On the diplomatic and operational front, the picture is mixed. The U.S. president has called for allied contributions to reopen the strait and indicated discussions with seven countries about providing naval help. The U.S. administration has also moved to underwrite commercial risks by ordering the International Development Finance Corporation to provide insurance and guarantees for shipping firms. British leadership has engaged at senior levels and London said it is working with partners on options, though the scope and timing of any expanded naval mission remain unsettled.
European responses vary. EU foreign ministers were due to discuss strengthening a modest naval mission tied to protecting Red Sea shipping from Yemen’s Houthis, but that effort was not expected to be extended to the Hormuz area. France indicated several European and Asian countries were planning a joint protective mission, but only once active hostilities have ceased. Germany expressed scepticism about expanding effort even in the Red Sea, citing doubts about the current mission’s effectiveness. In the Asia-Pacific, Japan and Australia both publicly stated they were not planning to dispatch vessels to escort shipping in the strait.
Even if a coalition were formed to provide escort and interdiction in the short term, there are practical limits to what can be achieved without a major, sustained military and intelligence commitment. Kevin Rowlands, editor of the RUSI Journal at the Royal United Services Institute, observed that planning for protective measures is underway because the world depends on oil flows from the Gulf. But he and other commentators highlighted the requirement for ongoing resources and coordination if shipping through Hormuz is to be reliably restored over weeks or months.
For markets and financial institutions, the implications are manifold. Higher energy prices can pressure consumer wallets, widen trade deficits for energy-importing countries and challenge central bank inflation targets. Disruption to fertilizer supplies threatens the agriculture sector and could feed into food price inflation, with knock-on consequences for household spending and corporate earnings across food production, distribution and retail. Shipping companies, insurers and reinsurers face heightened operational and underwriting complexity; the logistics of rerouting, war-risk insurance and potential damage claims weigh on carrier economics and balance sheets.

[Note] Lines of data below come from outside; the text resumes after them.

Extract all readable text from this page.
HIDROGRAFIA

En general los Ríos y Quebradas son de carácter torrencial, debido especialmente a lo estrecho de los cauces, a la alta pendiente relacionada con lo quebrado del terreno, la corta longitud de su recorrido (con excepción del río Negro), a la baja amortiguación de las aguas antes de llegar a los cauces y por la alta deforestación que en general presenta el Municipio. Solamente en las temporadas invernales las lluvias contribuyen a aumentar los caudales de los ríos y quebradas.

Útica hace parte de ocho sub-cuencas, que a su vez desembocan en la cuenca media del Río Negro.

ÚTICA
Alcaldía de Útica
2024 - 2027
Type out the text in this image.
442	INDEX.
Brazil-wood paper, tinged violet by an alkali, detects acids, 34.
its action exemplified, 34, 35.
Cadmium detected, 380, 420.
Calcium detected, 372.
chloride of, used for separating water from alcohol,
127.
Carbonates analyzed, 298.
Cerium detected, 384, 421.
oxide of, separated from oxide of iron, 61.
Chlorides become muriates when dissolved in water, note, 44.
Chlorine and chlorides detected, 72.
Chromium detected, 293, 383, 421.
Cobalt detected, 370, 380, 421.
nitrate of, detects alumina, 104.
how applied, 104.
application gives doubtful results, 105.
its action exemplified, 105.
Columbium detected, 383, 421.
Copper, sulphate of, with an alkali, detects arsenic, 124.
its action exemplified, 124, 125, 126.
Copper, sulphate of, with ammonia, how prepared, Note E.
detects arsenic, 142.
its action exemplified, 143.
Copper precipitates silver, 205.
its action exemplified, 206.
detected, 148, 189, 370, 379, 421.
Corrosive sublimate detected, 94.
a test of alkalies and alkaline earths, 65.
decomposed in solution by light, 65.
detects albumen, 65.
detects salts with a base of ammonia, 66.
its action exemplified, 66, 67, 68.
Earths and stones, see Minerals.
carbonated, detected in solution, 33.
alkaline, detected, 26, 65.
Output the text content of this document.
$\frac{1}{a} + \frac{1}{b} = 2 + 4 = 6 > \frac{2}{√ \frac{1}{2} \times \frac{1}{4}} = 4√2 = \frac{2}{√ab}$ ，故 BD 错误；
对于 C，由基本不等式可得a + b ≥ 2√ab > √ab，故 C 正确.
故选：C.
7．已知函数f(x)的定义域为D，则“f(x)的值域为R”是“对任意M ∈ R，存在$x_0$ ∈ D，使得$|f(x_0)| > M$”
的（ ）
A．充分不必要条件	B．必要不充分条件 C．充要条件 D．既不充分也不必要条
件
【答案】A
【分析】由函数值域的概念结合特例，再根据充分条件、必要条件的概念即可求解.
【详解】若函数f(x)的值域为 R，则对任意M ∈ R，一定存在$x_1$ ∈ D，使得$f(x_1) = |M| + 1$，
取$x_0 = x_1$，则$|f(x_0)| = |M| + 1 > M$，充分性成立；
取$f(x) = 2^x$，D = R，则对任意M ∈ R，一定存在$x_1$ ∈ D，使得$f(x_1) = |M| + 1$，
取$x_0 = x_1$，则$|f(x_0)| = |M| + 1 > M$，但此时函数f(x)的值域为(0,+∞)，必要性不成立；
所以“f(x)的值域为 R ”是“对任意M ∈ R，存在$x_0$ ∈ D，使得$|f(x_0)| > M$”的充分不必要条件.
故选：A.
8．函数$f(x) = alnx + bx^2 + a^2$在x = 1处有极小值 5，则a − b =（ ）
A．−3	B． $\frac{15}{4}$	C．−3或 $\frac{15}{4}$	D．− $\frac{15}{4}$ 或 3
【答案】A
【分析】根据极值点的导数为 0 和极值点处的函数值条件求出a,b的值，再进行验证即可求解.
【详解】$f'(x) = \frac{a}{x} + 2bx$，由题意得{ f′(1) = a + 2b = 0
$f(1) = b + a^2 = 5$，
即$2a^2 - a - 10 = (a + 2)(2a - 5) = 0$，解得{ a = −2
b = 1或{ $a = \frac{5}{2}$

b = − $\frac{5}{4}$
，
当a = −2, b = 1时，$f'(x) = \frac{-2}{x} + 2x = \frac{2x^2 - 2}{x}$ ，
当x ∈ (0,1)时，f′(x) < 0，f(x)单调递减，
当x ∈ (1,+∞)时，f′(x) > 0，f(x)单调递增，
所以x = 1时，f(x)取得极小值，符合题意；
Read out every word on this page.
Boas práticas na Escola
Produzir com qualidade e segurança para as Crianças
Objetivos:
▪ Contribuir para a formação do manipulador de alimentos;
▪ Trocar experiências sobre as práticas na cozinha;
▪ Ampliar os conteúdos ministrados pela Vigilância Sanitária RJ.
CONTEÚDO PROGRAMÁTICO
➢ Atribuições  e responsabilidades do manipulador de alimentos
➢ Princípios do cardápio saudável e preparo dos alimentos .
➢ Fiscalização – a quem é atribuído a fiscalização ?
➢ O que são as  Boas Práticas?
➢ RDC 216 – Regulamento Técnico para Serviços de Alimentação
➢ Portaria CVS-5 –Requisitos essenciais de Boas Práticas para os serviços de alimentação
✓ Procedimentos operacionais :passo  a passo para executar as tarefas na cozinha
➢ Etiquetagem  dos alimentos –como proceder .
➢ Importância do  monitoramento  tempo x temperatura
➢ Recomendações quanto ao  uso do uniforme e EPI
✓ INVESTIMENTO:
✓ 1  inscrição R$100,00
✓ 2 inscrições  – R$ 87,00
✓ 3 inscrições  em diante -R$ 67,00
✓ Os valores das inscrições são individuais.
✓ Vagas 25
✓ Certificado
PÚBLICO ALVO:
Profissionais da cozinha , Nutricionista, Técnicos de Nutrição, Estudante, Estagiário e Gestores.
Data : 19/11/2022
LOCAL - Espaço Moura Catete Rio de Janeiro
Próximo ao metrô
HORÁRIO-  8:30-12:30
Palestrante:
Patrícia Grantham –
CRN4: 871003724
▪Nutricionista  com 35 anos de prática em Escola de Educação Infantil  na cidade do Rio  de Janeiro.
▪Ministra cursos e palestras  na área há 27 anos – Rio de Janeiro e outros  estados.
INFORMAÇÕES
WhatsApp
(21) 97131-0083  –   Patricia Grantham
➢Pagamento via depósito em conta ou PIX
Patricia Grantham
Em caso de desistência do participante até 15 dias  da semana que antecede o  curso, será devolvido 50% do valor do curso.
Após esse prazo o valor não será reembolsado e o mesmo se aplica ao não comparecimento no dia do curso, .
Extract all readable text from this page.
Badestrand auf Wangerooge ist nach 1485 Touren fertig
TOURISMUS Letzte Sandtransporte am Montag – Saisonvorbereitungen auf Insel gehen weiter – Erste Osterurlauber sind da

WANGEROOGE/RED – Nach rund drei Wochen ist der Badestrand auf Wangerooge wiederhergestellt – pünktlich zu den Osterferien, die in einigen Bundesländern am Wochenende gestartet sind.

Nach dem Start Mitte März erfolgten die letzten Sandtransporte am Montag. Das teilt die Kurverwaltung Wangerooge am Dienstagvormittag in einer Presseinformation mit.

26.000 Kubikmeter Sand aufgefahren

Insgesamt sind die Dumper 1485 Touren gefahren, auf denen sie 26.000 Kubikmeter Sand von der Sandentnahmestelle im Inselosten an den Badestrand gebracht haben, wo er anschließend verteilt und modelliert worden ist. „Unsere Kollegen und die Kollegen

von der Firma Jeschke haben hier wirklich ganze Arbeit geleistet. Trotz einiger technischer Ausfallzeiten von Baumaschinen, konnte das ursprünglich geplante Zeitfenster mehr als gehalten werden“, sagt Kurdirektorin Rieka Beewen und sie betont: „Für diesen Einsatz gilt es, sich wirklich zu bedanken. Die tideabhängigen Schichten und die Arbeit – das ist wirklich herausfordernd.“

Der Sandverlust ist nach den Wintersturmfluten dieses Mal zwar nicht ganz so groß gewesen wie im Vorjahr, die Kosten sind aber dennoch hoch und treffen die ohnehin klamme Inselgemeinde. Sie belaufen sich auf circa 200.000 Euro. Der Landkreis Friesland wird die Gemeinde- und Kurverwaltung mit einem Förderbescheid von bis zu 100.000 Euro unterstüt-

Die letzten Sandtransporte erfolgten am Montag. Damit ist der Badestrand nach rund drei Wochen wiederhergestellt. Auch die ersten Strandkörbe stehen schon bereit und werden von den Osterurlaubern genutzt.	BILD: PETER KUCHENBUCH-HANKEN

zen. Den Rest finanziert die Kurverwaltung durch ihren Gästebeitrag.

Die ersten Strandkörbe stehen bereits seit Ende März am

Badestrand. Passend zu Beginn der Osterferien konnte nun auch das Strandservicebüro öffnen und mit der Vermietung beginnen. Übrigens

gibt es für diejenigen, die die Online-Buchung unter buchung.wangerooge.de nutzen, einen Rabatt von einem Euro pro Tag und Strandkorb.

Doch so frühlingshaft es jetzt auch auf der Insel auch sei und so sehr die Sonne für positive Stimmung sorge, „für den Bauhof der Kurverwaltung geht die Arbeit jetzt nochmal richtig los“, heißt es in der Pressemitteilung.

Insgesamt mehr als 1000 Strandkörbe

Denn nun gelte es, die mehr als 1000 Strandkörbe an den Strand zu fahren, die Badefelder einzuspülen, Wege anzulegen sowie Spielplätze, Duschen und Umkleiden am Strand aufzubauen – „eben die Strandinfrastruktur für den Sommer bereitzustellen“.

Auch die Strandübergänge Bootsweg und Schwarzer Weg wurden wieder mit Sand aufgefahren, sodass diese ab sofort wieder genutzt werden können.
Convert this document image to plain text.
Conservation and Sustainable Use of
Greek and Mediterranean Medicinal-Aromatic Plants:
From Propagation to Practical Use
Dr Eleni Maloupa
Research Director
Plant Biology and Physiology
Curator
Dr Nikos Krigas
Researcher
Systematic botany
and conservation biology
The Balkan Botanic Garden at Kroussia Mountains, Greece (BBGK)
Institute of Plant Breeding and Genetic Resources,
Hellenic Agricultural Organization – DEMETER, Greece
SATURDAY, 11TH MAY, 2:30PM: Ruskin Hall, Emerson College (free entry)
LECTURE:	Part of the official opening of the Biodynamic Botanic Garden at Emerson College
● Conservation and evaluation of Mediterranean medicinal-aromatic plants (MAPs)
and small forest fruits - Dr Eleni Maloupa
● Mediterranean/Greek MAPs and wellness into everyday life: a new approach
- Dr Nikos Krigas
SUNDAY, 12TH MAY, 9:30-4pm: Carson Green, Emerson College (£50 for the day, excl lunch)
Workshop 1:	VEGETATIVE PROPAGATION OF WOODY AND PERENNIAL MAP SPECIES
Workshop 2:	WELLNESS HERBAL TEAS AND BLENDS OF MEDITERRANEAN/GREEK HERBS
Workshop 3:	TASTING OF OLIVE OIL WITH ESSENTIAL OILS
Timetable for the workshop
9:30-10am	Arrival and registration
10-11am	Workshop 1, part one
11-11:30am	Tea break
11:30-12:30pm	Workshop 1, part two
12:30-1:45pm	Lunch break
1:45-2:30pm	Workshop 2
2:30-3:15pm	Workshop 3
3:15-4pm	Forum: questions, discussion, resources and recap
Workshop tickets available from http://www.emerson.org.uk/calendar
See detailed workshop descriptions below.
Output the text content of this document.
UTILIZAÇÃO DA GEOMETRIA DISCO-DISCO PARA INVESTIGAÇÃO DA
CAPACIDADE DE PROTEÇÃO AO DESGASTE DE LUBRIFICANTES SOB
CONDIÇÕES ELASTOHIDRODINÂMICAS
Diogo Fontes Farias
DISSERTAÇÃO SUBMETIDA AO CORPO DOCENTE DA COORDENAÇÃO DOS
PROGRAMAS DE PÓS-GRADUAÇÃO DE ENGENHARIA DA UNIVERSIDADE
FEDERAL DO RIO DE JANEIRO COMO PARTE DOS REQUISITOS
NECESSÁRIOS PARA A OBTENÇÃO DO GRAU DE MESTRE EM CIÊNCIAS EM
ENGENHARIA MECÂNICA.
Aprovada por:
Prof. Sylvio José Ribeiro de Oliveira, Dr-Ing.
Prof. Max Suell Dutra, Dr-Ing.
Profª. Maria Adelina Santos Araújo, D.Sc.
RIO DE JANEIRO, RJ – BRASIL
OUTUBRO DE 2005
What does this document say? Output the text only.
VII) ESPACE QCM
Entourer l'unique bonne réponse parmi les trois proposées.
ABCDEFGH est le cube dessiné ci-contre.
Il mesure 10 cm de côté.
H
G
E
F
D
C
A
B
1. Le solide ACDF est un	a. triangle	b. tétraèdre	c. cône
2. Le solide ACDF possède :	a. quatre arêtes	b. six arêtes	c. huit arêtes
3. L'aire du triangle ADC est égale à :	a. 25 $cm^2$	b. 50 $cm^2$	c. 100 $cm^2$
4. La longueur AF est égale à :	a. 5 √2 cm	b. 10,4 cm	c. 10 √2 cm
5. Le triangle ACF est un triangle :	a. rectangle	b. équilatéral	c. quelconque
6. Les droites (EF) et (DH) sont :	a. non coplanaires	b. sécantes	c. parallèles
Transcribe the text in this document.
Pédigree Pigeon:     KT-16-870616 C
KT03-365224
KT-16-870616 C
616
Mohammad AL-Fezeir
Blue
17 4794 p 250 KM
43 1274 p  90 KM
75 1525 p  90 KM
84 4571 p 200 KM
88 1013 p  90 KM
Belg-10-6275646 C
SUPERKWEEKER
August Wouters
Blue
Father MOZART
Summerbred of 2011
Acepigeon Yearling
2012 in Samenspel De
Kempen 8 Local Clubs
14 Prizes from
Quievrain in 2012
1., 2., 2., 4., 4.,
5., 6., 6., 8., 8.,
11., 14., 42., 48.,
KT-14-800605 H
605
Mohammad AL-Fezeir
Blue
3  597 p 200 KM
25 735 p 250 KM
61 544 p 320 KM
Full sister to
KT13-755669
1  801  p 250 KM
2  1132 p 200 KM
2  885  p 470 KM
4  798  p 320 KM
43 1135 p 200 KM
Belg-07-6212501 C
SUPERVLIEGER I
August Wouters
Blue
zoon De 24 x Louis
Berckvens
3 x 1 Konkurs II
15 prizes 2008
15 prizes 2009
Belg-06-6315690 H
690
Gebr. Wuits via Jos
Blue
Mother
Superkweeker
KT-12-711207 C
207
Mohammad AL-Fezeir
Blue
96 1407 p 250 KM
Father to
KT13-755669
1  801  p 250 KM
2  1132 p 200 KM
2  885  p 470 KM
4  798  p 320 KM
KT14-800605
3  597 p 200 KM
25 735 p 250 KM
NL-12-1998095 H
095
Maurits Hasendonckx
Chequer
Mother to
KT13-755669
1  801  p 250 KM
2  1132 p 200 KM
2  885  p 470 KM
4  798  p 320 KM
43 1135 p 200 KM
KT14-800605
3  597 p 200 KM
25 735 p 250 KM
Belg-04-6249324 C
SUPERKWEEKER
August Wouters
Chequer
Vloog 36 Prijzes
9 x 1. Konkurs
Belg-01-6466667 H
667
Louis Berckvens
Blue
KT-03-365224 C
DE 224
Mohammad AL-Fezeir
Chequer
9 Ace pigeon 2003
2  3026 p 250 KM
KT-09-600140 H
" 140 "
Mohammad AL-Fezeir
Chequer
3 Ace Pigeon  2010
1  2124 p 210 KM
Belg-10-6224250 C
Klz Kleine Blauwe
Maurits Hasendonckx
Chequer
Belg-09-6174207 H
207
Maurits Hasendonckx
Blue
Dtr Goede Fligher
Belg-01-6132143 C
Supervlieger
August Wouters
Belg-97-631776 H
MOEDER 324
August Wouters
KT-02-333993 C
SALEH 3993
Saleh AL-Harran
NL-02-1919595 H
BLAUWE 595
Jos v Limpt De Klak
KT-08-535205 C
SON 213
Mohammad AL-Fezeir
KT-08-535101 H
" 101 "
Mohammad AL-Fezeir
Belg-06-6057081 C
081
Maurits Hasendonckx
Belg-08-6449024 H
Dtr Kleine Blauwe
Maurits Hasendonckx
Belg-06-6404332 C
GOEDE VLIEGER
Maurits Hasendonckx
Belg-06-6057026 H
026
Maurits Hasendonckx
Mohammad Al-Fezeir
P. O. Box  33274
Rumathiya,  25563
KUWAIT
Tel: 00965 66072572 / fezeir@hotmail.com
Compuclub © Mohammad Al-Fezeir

In short, reopening the Strait of Hormuz is not merely a matter of assembling a flotilla. It involves confronting a range of geographic, tactical and political constraints. Short-term escorts and contingency planning are plausible and likely to materialize if the conflict endures, but establishing a durable security regime that allows unfettered commercial transit would require commitments and capabilities that many potential contributors have signalled they are unwilling to provide at present. That leaves world markets and supply chains exposed to continued volatility, at least until there is a clear political resolution or a demonstrable reduction in Iran's capacity and willingness to employ asymmetric tools in the strait.
Summary
The Strait of Hormuz, a critical maritime artery for oil, gas and fertilizer, has been made unsafe by Iranian use of drones, missiles and mines following a U.S.-Israeli attack on February 28 and the killing of Iran's supreme leader. Geographic constraints, asymmetric Iranian capabilities and limited allied commitments complicate any effort to restore sustained commercial transit. Short-term naval escorts are feasible but maintaining secure passage over months would demand significant resources and political will. Disruptions risk higher oil and fertilizer prices and broader economic strain.